RenewableUK has welcomed the government’s commitment to “support industries of the future” in its modern industrial strategy. This includes delivering affordable energy and clean growth, investing in science, research and innovation, upgrading infrastructure and boosting trade and inward investment.
Prime Minister Theresa May launched the proposals “to drive growth across the whole country and create more high skilled, high paid jobs” in a green paper published today.
RenewableUK’s executive director Emma Pinchbeck said: “The Prime Minster has taken a bold step by focusing specifically on innovative new industries where the UK is leading the world, and which are challenging the old order. That’s exactly what our wind, wave and tidal energy industries are doing by delivering affordable energy and clean growth – key pillars which Theresa May has set out in her bold vision for modern Britain.
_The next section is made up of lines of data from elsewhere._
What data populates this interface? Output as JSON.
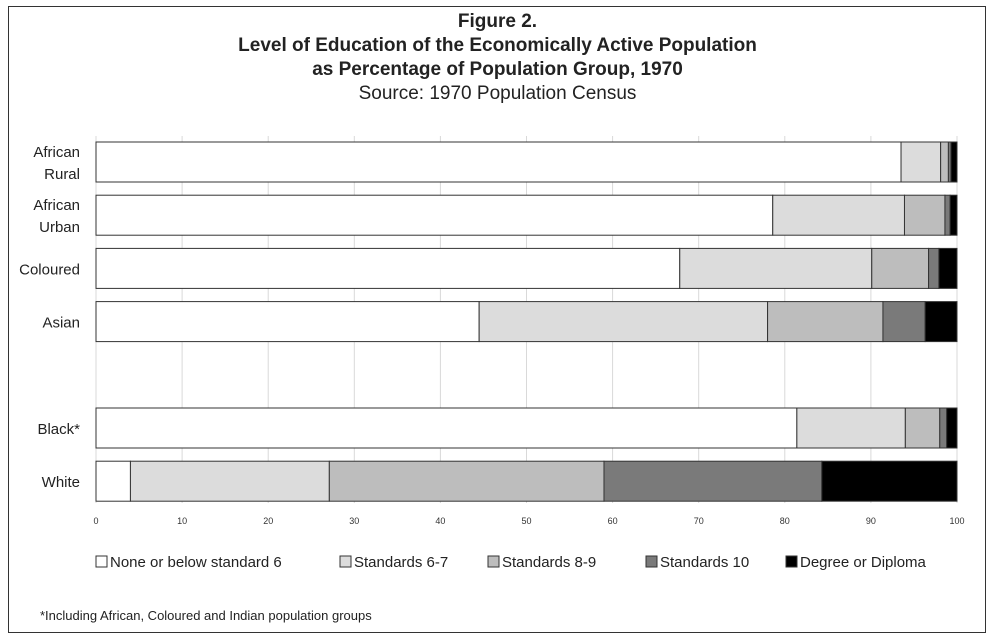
{
  "chart_data": {
    "type": "bar",
    "orientation": "horizontal",
    "stacked": true,
    "title_lines": [
      "Figure 2.",
      "Level of Education of the Economically Active Population",
      "as Percentage of Population Group, 1970"
    ],
    "subtitle": "Source: 1970 Population Census",
    "categories": [
      {
        "lines": [
          "African",
          "Rural"
        ]
      },
      {
        "lines": [
          "African",
          "Urban"
        ]
      },
      {
        "lines": [
          "Coloured"
        ]
      },
      {
        "lines": [
          "Asian"
        ]
      },
      {
        "lines": []
      },
      {
        "lines": [
          "Black*"
        ]
      },
      {
        "lines": [
          "White"
        ]
      }
    ],
    "series": [
      {
        "name": "None or below standard 6",
        "color": "#ffffff",
        "values": [
          93.5,
          78.6,
          67.8,
          44.5,
          null,
          81.4,
          4.0
        ]
      },
      {
        "name": "Standards 6-7",
        "color": "#dcdcdc",
        "values": [
          4.6,
          15.3,
          22.3,
          33.5,
          null,
          12.6,
          23.1
        ]
      },
      {
        "name": "Standards 8-9",
        "color": "#bdbdbd",
        "values": [
          0.9,
          4.7,
          6.6,
          13.4,
          null,
          4.0,
          31.9
        ]
      },
      {
        "name": "Standards 10",
        "color": "#7a7a7a",
        "values": [
          0.3,
          0.6,
          1.2,
          4.9,
          null,
          0.8,
          25.3
        ]
      },
      {
        "name": "Degree or Diploma",
        "color": "#000000",
        "values": [
          0.7,
          0.8,
          2.1,
          3.7,
          null,
          1.2,
          15.7
        ]
      }
    ],
    "xlim": [
      0,
      100
    ],
    "xticks": [
      "0",
      "10",
      "20",
      "30",
      "40",
      "50",
      "60",
      "70",
      "80",
      "90",
      "100"
    ],
    "grid": true,
    "legend_position": "bottom"
  },
  "footnote": "*Including African, Coloured and Indian population groups"
}
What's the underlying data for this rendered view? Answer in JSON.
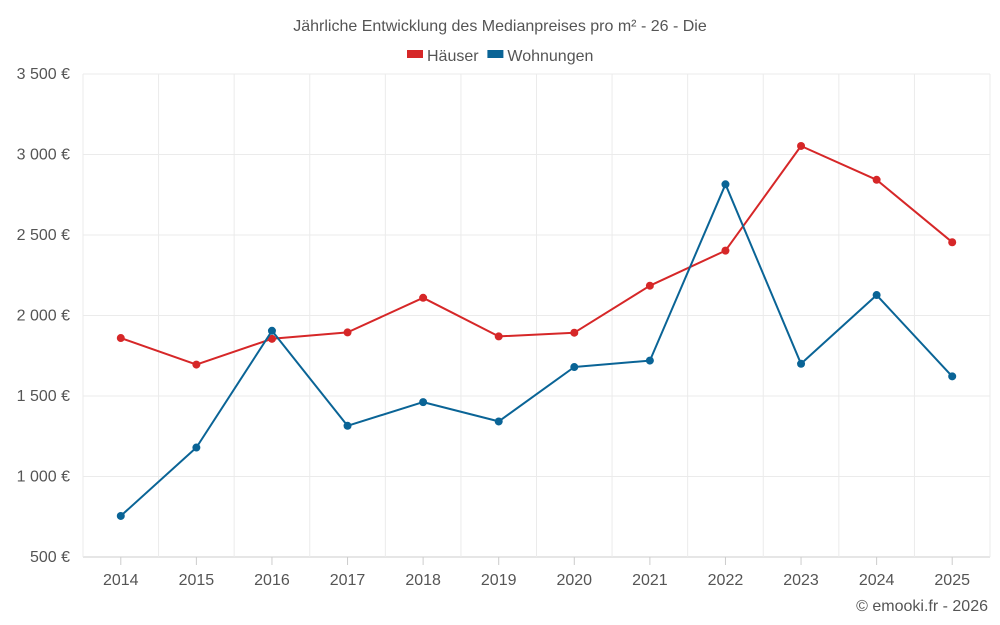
{
  "chart_data": {
    "type": "line",
    "title": "Jährliche Entwicklung des Medianpreises pro m² - 26 - Die",
    "categories": [
      "2014",
      "2015",
      "2016",
      "2017",
      "2018",
      "2019",
      "2020",
      "2021",
      "2022",
      "2023",
      "2024",
      "2025"
    ],
    "series": [
      {
        "name": "Häuser",
        "color": "#d62728",
        "values": [
          1860,
          1695,
          1855,
          1895,
          2110,
          1870,
          1893,
          2185,
          2403,
          3053,
          2843,
          2455
        ]
      },
      {
        "name": "Wohnungen",
        "color": "#0a6496",
        "values": [
          755,
          1180,
          1905,
          1315,
          1462,
          1342,
          1680,
          1720,
          2815,
          1700,
          2127,
          1622
        ]
      }
    ],
    "ylim": [
      500,
      3500
    ],
    "yticks": [
      500,
      1000,
      1500,
      2000,
      2500,
      3000,
      3500
    ],
    "ytick_labels": [
      "500 €",
      "1 000 €",
      "1 500 €",
      "2 000 €",
      "2 500 €",
      "3 000 €",
      "3 500 €"
    ],
    "xlabel": "",
    "ylabel": "",
    "grid": true,
    "legend_position": "top-center"
  },
  "credit": "© emooki.fr - 2026"
}
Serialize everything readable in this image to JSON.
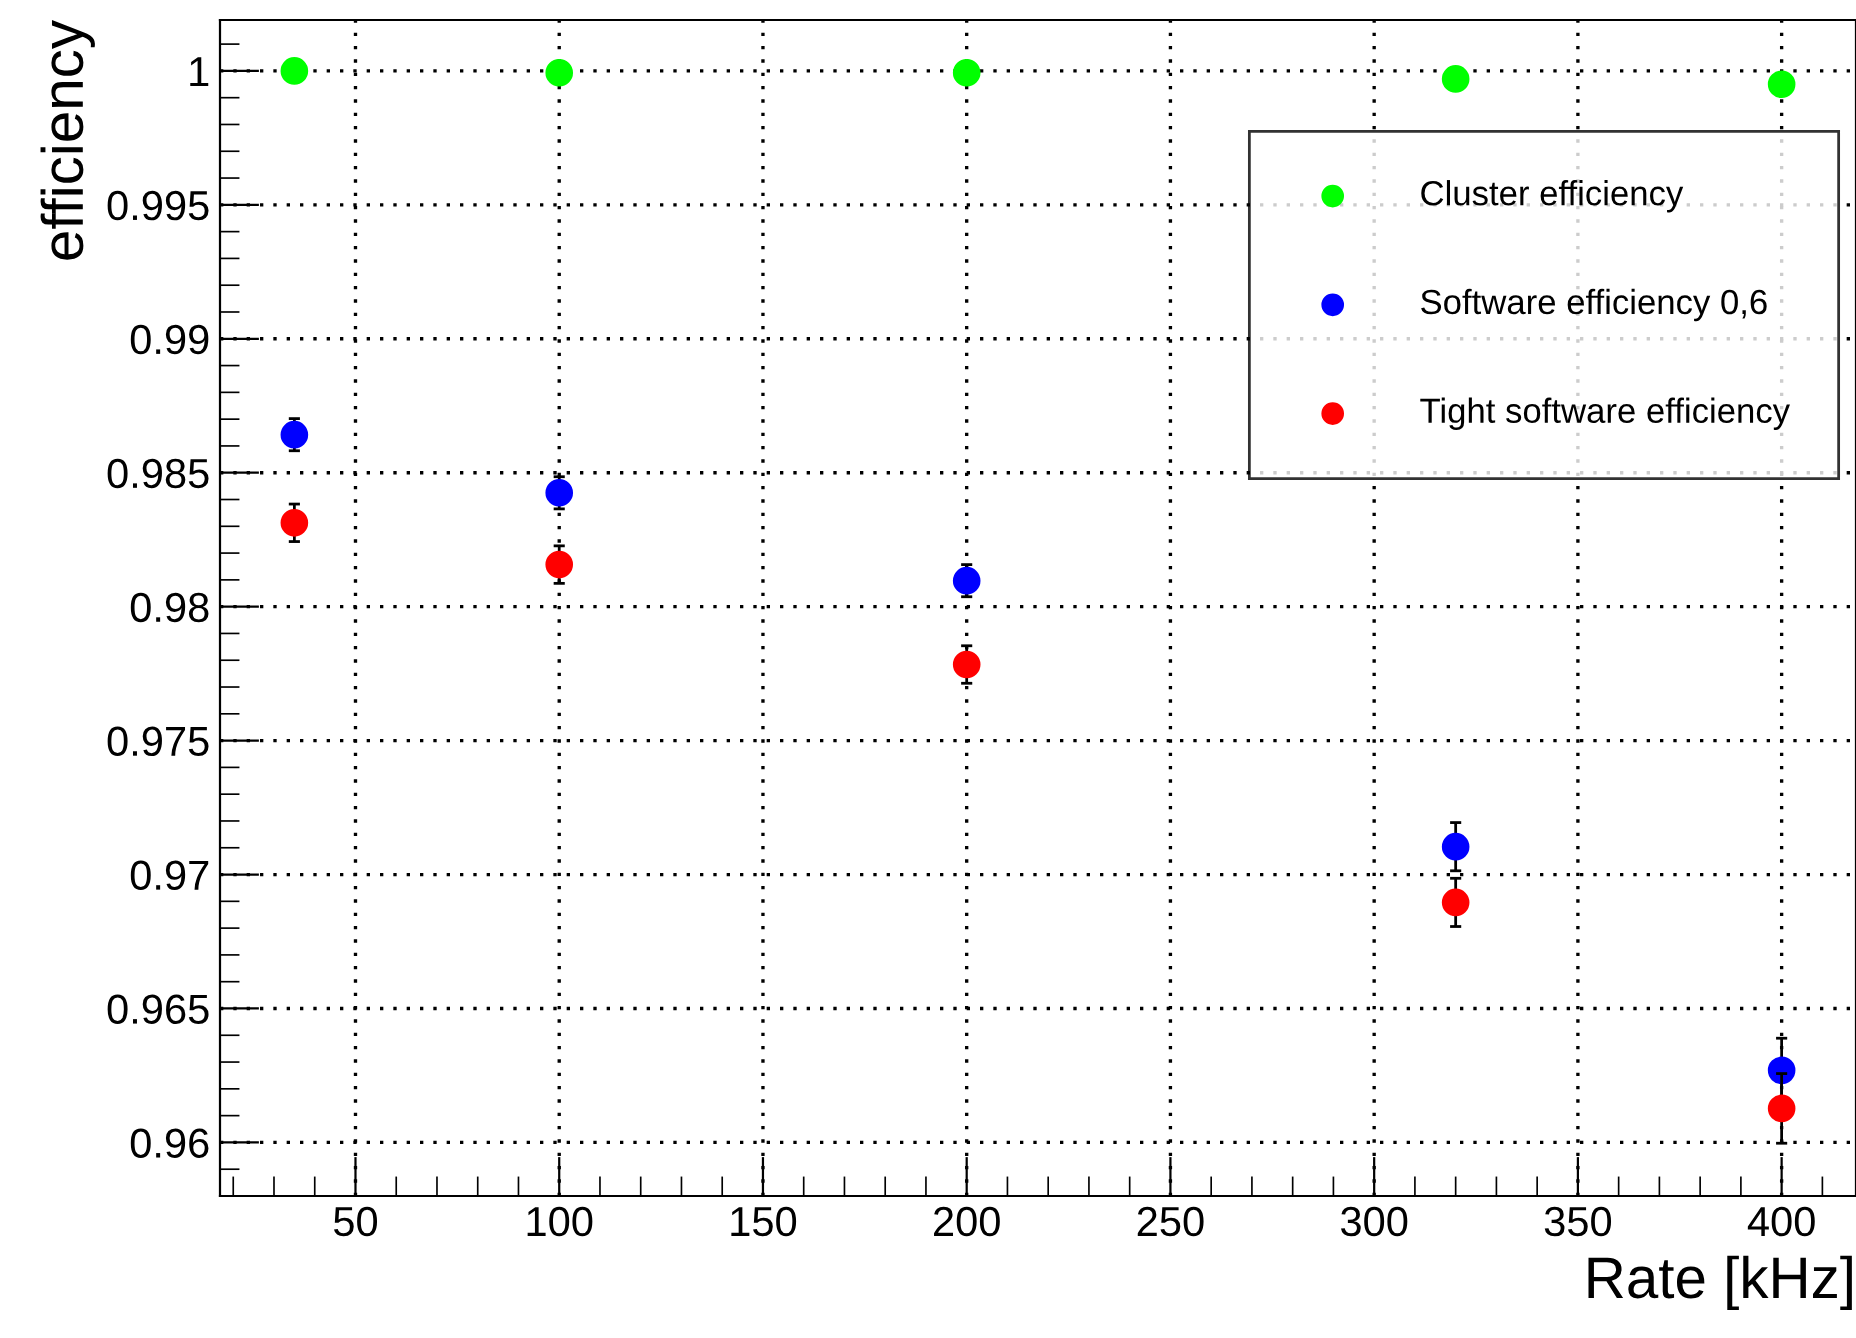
{
  "chart_data": {
    "type": "scatter",
    "xlabel": "Rate [kHz]",
    "ylabel": "efficiency",
    "x": [
      35,
      100,
      200,
      320,
      400
    ],
    "series": [
      {
        "name": "Cluster efficiency",
        "color": "#00ff00",
        "values": [
          1.0,
          0.99993,
          0.99993,
          0.9997,
          0.9995
        ]
      },
      {
        "name": "Software efficiency 0,6",
        "color": "#0000ff",
        "values": [
          0.98642,
          0.98425,
          0.98097,
          0.97104,
          0.96269
        ],
        "errors": [
          0.0006,
          0.0006,
          0.0006,
          0.0009,
          0.0012
        ]
      },
      {
        "name": "Tight software efficiency",
        "color": "#ff0000",
        "values": [
          0.98313,
          0.98157,
          0.97784,
          0.96896,
          0.96127
        ],
        "errors": [
          0.0007,
          0.0007,
          0.0007,
          0.0009,
          0.0013
        ]
      }
    ],
    "xlim": [
      16.75,
      418.25
    ],
    "xticks": [
      50,
      100,
      150,
      200,
      250,
      300,
      350,
      400
    ],
    "ylim": [
      0.958,
      1.0019
    ],
    "yticks": [
      0.96,
      0.965,
      0.97,
      0.975,
      0.98,
      0.985,
      0.99,
      0.995,
      1
    ],
    "grid": true,
    "legend": "top right",
    "marker": "circle"
  }
}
“It’s exciting to see a focus on innovative solutions such as electric vehicles, which will need clean sources of energy to power them. Moves to increase the use of energy storage and battery technology ꟷ one of the most exciting fields which our member companies are pioneering ꟷ with the creation of a new research institute will also ensure renewables remain at the forefront of our power generation.
“Our offshore wind and marine energy industries are the envy of the rest of the world, with economic benefits being reaped around the UK from the shipyards of Liverpool to the banks of the Humber to the waters of Orkney. The global renewable energy market is worth US$290 billion a year, so it’s crucial that the final industrial strategy provides a strong sector deal for our wind and marine technologies.
“Energy costs are crucial for all industries, so as this reboot for Britain takes shape, with renewable energy now a mainstream power source, we need to maximise the benefits we all get from the investments that have been made in modernising the way we generate electricity. This means that onshore wind has a key role to play in our future energy mix, as it’s the cheapest form of new power for Britain.”